Question

Consider a 30 -cm-diameter pan filled with water at \(15^{\circ} \mathrm{C}\) in a room at \(20^{\circ} \mathrm{C}, 1 \mathrm{~atm}\), and 30 percent relative humidity. Determine \((a)\) the rate of heat transfer by convection, (b) the rate of evaporation of water, and \((c)\) the rate of heat transfer to the water needed to maintain its temperature at \(15^{\circ} \mathrm{C}\). Disregard any radiation effects.

Short answer

Answer: (a) The rate of heat transfer by convection is \(-35.34\mathrm{~W}\). (b) The rate of evaporation of water is \(4.18 \times 10^{-11} \mathrm{kg/s}\). (c) The rate of heat transfer to the water needed to maintain its temperature at \(15^{\circ} \mathrm{C}\) is \(44.83\mathrm{~W}\).

Step-by-step solution

Calculate the convective heat transfer coefficient

We will assume the convective heat transfer coefficient (\(h\)) to be constant. For a natural convection problem like this, a reasonable value for \(h\) would be around \(10 \mathrm{~W/(m^2K)}\).

Calculate the rate of heat transfer by convection

Next, we need to find the rate of heat transfer by convection (\(q_{conv}\)). To do this, we will use Newton's Law of Cooling: \(q_{conv} = hA(T_s-T_\infty)\) In this equation, \(A\) is the surface area of the pan (\(\pi(0.15)^2 = 0.07069 \mathrm{~m^2}\)), \(T_s\) is the water temperature \((15^{\circ} \mathrm{C})\), and \(T_\infty\) is the room temperature \((20^{\circ} \mathrm{C})\): \(q_{conv} = 10 \cdot 0.07069 \cdot (15 - 20) = -35.34\mathrm{~W}\) Since the rate is negative, this means that heat is being transferred from the water to the room through convection.

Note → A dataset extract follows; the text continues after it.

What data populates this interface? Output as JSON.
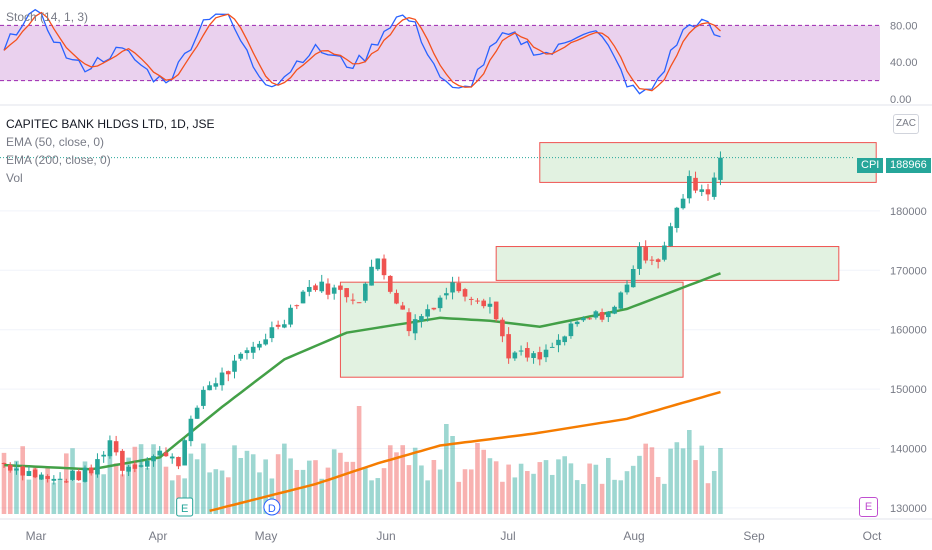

Find the rate of evaporation due to the vapour pressure difference

Next, we need to find the evaporation rate (\(m_{e}\)) due to the difference in vapour pressure between the water surface and the air. We will use the following equation for mass transfer: \(m_{e} = k_m A (c_s - c_\infty)\) In this equation, \(k_m\) is the mass transfer coefficient, \(A\) is the surface area of the pan, \(c_s\) is the concentration at the water surface, and \(c_\infty\) is the concentration at the air. For simplicity, let's assume \(k_m = 5 \times 10^{-8} \mathrm{kg/(m^2~s)}\), \(c_s = 0.0173 \mathrm{kg/m^3}\) (saturated air with \(100\%\) moisture) and \(c_\infty = 0.30 \times 0.0173 = 0.00519 \mathrm{kg/m^3}\) (as given by the \(30 \%\) relative humidity): \(m_{e} = 5 \times 10^{-8} \cdot 0.07069 \cdot (0.0173 - 0.00519) = 4.18 \times 10^{-11} \mathrm{kg/s}\)

Calculate the rate of heat transfer due to evaporation

We can find the rate of heat transfer due to evaporation (\(q_{evap}\)) by using the heat of vaporization (\(H_v = 2.27 \times 10^6 \mathrm{W/kg}\)): \(q_{evap} = m_{e} H_v = 4.18 \times 10^{-11} \cdot 2.27 \times 10^6 = 9.49\mathrm{~W}\)

Calculate the rate of heat transfer required to maintain the water temperature

Finally, we can calculate the rate of heat transfer to the water (\(q_{in}\)) needed to maintain its temperature at \(15^{\circ} \mathrm{C}\) by combining the rates of heat transfer due to convection and evaporation. Apply the energy balance: \(q_{in} = -q_{conv} + q_{evap}\) \(q_{in} = -(-35.34\mathrm{~W}) + 9.49\mathrm{~W} = 44.83\mathrm{~W}\) So, the rate of heat transfer needed to maintain the water temperature at \(15^{\circ} \mathrm{C}\) is \(44.83\mathrm{~W}\). #Results# (a) The rate of heat transfer by convection is \(-35.34\mathrm{~W}\). (b) The rate of evaporation of water is \(4.18 \times 10^{-11} \mathrm{kg/s}\). (c) The rate of heat transfer to the water needed to maintain its temperature at \(15^{\circ} \mathrm{C}\) is \(44.83\mathrm{~W}\).